Nationwide apps are often too unwieldy for simple tasks, lacking essential details that make route finding easier. Instead, go with an app designed for a specific hiking area or ski resort. It’ll be more powerful and easier to use.
We Like: On an August trip to the Big Branch wilderness on the Appalachian Trail, I downloaded two digital map options: my favorite topo app, Gaia (iOS and Android, $19.99), and a segment from Guthook (iOS and Android, $8.99), which chops the country’s scenic long trails into segments. To download an offline map through Gaia, I selected a large area of the Green Mountain National Forest where I thought we’d be hiking, but it took an hour of futzing and much of my smartphone’s memory. Guthook’s AT Hiker Massachusetts & Vermont app, in contrast, let me buy the local map I needed a la carte. So I had all the relevant trail information—including a serviceable offline map, a GPS dot showing my current location, recent photos from other uses, advisories, and through-hiker Guthook’s personal take—without the hassle.
For the Northwest, there are similar dead-easy offline maps developed by outdoorsman Sam Young (iOS and Android, $1.99). Think of these apps as tearing out a specific section of a guidebook before heading out: It’s simple and ensures that you have only the information you need.
Be Social (But Not Too Social)
Facebook and Twitter can create the kind of brain buzz travelers usually hope to flee.
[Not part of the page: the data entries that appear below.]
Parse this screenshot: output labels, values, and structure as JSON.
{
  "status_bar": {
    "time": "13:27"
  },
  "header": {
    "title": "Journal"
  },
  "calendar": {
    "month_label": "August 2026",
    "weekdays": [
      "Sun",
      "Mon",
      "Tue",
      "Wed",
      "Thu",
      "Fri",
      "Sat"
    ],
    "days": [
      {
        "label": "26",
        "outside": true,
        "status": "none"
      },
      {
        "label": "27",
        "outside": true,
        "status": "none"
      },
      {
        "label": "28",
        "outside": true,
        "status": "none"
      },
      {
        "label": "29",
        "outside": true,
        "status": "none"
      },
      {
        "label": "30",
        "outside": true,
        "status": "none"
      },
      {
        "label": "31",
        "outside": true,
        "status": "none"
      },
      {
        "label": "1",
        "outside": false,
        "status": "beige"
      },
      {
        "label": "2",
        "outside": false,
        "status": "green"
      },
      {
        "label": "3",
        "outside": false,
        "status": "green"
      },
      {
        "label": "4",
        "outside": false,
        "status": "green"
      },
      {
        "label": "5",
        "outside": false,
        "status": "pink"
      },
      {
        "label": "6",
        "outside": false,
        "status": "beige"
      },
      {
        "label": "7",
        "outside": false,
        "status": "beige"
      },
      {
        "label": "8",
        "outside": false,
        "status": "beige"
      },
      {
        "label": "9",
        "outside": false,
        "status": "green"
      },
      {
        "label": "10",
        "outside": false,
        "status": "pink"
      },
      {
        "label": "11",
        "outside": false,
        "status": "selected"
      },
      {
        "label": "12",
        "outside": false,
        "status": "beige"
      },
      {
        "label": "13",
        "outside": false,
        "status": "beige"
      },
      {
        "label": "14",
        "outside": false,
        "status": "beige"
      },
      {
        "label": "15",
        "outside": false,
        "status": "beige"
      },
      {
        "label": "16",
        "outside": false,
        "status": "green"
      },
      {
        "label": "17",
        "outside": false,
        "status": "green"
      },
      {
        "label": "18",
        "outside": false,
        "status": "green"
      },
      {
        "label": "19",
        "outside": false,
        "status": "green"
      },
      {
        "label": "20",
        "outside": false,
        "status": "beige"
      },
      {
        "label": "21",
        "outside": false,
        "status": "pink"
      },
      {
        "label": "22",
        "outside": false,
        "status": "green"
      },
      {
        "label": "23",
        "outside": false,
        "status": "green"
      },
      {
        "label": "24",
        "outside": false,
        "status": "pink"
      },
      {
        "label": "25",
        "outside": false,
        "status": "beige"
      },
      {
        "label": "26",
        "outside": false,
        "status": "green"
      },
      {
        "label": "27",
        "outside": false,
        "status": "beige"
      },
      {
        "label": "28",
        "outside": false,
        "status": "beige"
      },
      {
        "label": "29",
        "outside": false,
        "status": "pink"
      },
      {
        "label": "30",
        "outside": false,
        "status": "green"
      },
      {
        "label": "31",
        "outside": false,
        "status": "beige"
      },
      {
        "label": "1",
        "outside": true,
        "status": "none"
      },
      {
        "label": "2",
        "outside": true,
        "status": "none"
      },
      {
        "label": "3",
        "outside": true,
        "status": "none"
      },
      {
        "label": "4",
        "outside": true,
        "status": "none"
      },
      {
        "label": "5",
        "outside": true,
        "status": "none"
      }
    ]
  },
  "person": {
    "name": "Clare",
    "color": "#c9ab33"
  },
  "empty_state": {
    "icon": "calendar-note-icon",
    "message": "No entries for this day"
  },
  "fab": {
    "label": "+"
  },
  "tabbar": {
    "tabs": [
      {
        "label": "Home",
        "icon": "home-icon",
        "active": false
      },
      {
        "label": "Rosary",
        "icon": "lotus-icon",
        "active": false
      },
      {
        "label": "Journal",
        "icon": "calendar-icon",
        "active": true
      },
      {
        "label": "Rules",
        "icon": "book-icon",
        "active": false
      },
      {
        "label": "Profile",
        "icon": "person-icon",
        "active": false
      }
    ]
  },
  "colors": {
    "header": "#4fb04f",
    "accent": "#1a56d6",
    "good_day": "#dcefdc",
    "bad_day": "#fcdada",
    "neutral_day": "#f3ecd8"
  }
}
Go with an app that has clever, understated social features like photo sharing and digital competitions.
We Like: Download an app like Trover (iOS and Android, free), which displays user-generated photos of destinations around the globe. Since the app’s 2011 launch, Trovers have uploaded images of everything from funky restaurants to backwoods treks, and the staff has curated the best images for each location. Now, almost every GPS coordinate has rich, wanderlust-piquing pictures from ordinary travelers.
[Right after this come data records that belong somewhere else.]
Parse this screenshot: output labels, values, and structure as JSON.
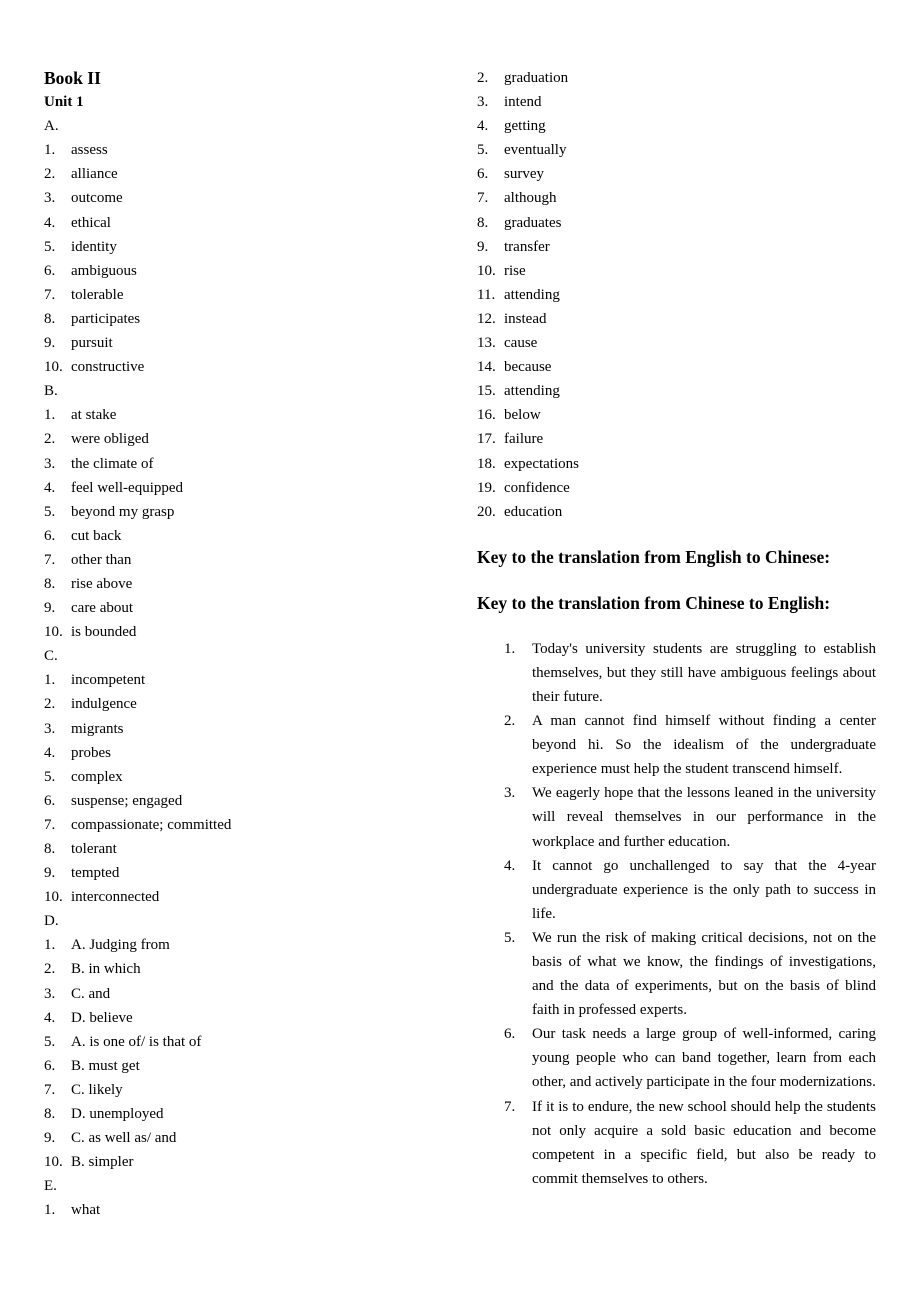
{
  "left_column": {
    "book_title": "Book II",
    "unit_title": "Unit 1",
    "sections": [
      {
        "label": "A.",
        "items": [
          {
            "num": "1.",
            "text": "assess"
          },
          {
            "num": "2.",
            "text": "alliance"
          },
          {
            "num": "3.",
            "text": "outcome"
          },
          {
            "num": "4.",
            "text": "ethical"
          },
          {
            "num": "5.",
            "text": "identity"
          },
          {
            "num": "6.",
            "text": "ambiguous"
          },
          {
            "num": "7.",
            "text": "tolerable"
          },
          {
            "num": "8.",
            "text": "participates"
          },
          {
            "num": "9.",
            "text": "pursuit"
          },
          {
            "num": "10.",
            "text": "constructive"
          }
        ]
      },
      {
        "label": "B.",
        "items": [
          {
            "num": "1.",
            "text": "at stake"
          },
          {
            "num": "2.",
            "text": "were obliged"
          },
          {
            "num": "3.",
            "text": "the climate of"
          },
          {
            "num": "4.",
            "text": "feel well-equipped"
          },
          {
            "num": "5.",
            "text": "beyond my grasp"
          },
          {
            "num": "6.",
            "text": "cut back"
          },
          {
            "num": "7.",
            "text": "other than"
          },
          {
            "num": "8.",
            "text": "rise above"
          },
          {
            "num": "9.",
            "text": "care about"
          },
          {
            "num": "10.",
            "text": "is bounded"
          }
        ]
      },
      {
        "label": "C.",
        "items": [
          {
            "num": "1.",
            "text": "incompetent"
          },
          {
            "num": "2.",
            "text": "indulgence"
          },
          {
            "num": "3.",
            "text": "migrants"
          },
          {
            "num": "4.",
            "text": "probes"
          },
          {
            "num": "5.",
            "text": "complex"
          },
          {
            "num": "6.",
            "text": "suspense; engaged"
          },
          {
            "num": "7.",
            "text": "compassionate; committed"
          },
          {
            "num": "8.",
            "text": "tolerant"
          },
          {
            "num": "9.",
            "text": "tempted"
          },
          {
            "num": "10.",
            "text": "interconnected"
          }
        ]
      },
      {
        "label": "D.",
        "items": [
          {
            "num": "1.",
            "text": "A. Judging from"
          },
          {
            "num": "2.",
            "text": "B. in which"
          },
          {
            "num": "3.",
            "text": "C. and"
          },
          {
            "num": "4.",
            "text": "D. believe"
          },
          {
            "num": "5.",
            "text": "A. is one of/ is that of"
          },
          {
            "num": "6.",
            "text": "B. must get"
          },
          {
            "num": "7.",
            "text": "C. likely"
          },
          {
            "num": "8.",
            "text": "D. unemployed"
          },
          {
            "num": "9.",
            "text": "C. as well as/ and"
          },
          {
            "num": "10.",
            "text": "B. simpler"
          }
        ]
      },
      {
        "label": "E.",
        "items": [
          {
            "num": "1.",
            "text": "what"
          }
        ]
      }
    ]
  },
  "right_column": {
    "e_continued": [
      {
        "num": "2.",
        "text": "graduation"
      },
      {
        "num": "3.",
        "text": "intend"
      },
      {
        "num": "4.",
        "text": "getting"
      },
      {
        "num": "5.",
        "text": "eventually"
      },
      {
        "num": "6.",
        "text": "survey"
      },
      {
        "num": "7.",
        "text": "although"
      },
      {
        "num": "8.",
        "text": "graduates"
      },
      {
        "num": "9.",
        "text": "transfer"
      },
      {
        "num": "10.",
        "text": "rise"
      },
      {
        "num": "11.",
        "text": "attending"
      },
      {
        "num": "12.",
        "text": "instead"
      },
      {
        "num": "13.",
        "text": "cause"
      },
      {
        "num": "14.",
        "text": "because"
      },
      {
        "num": "15.",
        "text": "attending"
      },
      {
        "num": "16.",
        "text": "below"
      },
      {
        "num": "17.",
        "text": "failure"
      },
      {
        "num": "18.",
        "text": "expectations"
      },
      {
        "num": "19.",
        "text": "confidence"
      },
      {
        "num": "20.",
        "text": "education"
      }
    ],
    "heading_en_to_cn": "Key to the translation from English to Chinese:",
    "heading_cn_to_en": "Key to the translation from Chinese to English:",
    "translations": [
      {
        "num": "1.",
        "text": "Today's university students are struggling to establish themselves, but they still have ambiguous feelings about their future."
      },
      {
        "num": "2.",
        "text": "A man cannot find himself without finding a center beyond hi. So the idealism of the undergraduate experience must help the student transcend himself."
      },
      {
        "num": "3.",
        "text": "We eagerly hope that the lessons leaned in the university will reveal themselves in our performance in the workplace and further education."
      },
      {
        "num": "4.",
        "text": "It cannot go unchallenged to say that the 4-year undergraduate experience is the only path to success in life."
      },
      {
        "num": "5.",
        "text": "We run the risk of making critical decisions, not on the basis of what we know, the findings of investigations, and the data of experiments, but on the basis of blind faith in professed experts."
      },
      {
        "num": "6.",
        "text": "Our task needs a large group of well-informed, caring young people who can band together, learn from each other, and actively participate in the four modernizations."
      },
      {
        "num": "7.",
        "text": "If it is to endure, the new school should help the students not only acquire a sold basic education and become competent in a specific field, but also be ready to commit themselves to others."
      }
    ]
  }
}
For snow lovers, established apps like EpicMix (iOS and Android, free), good at Vail Resorts ski areas, and Snocru (iOS and Android, $2.99) connect friends around the mountain. Then there’s the brand-new Outdoorsy (iOS, free), which lists local hikes, snowshoe tours, and bike rides so users can join in.
Specialization Is Good
Some outdoor app developers take the Swiss Army knife approach, throwing in every function possible. But the most useful apps do one thing well by providing pinpointed information or instructions for a specific task.
We Like: The most useful app in my quiver is also the nerdiest: VDOT Calculator (Android, free) is a running app that supplies optimal race and training paces based on my most recent race. It uses data from Jack Daniels, legendary running scientist and Ryan Hall’s new coach, allowing runners to pace, say, a half marathon from any recent 5K performance.
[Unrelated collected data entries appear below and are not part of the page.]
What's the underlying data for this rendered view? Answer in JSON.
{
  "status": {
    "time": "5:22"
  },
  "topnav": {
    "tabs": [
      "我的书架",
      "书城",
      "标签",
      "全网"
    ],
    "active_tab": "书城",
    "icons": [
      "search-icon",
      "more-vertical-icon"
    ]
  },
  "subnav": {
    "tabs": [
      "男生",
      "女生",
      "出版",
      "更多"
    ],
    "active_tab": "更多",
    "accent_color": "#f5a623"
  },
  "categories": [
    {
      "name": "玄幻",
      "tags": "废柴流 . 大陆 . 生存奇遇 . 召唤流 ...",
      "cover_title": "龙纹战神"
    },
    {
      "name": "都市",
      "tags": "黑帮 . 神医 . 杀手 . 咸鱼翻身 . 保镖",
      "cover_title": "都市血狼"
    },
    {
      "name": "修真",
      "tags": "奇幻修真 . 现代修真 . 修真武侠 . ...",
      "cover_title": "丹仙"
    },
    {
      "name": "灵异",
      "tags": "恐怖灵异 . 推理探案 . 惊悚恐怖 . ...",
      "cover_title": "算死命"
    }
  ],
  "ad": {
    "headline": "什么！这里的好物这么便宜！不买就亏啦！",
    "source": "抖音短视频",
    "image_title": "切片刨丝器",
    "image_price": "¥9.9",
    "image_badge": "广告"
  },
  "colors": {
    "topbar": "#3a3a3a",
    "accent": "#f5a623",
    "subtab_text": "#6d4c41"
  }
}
Other niche apps are so specific they’re almost ridiculous but still useful. There’s an app to pick the color of kick wax on cross-country skis, Nordic Ski Wax (iOS, $.99); to find the perfect hang for a trekking hammock, Hammock Hang Calculator (Android, $1.99); and to learn the physics of trimming a sail, Sail Trimming (iOS, $1.99).
Searching for a hyperspecific app can be tough, so sometimes the best recommendations come from friends with similar interests (even if it’s avalanche tracking).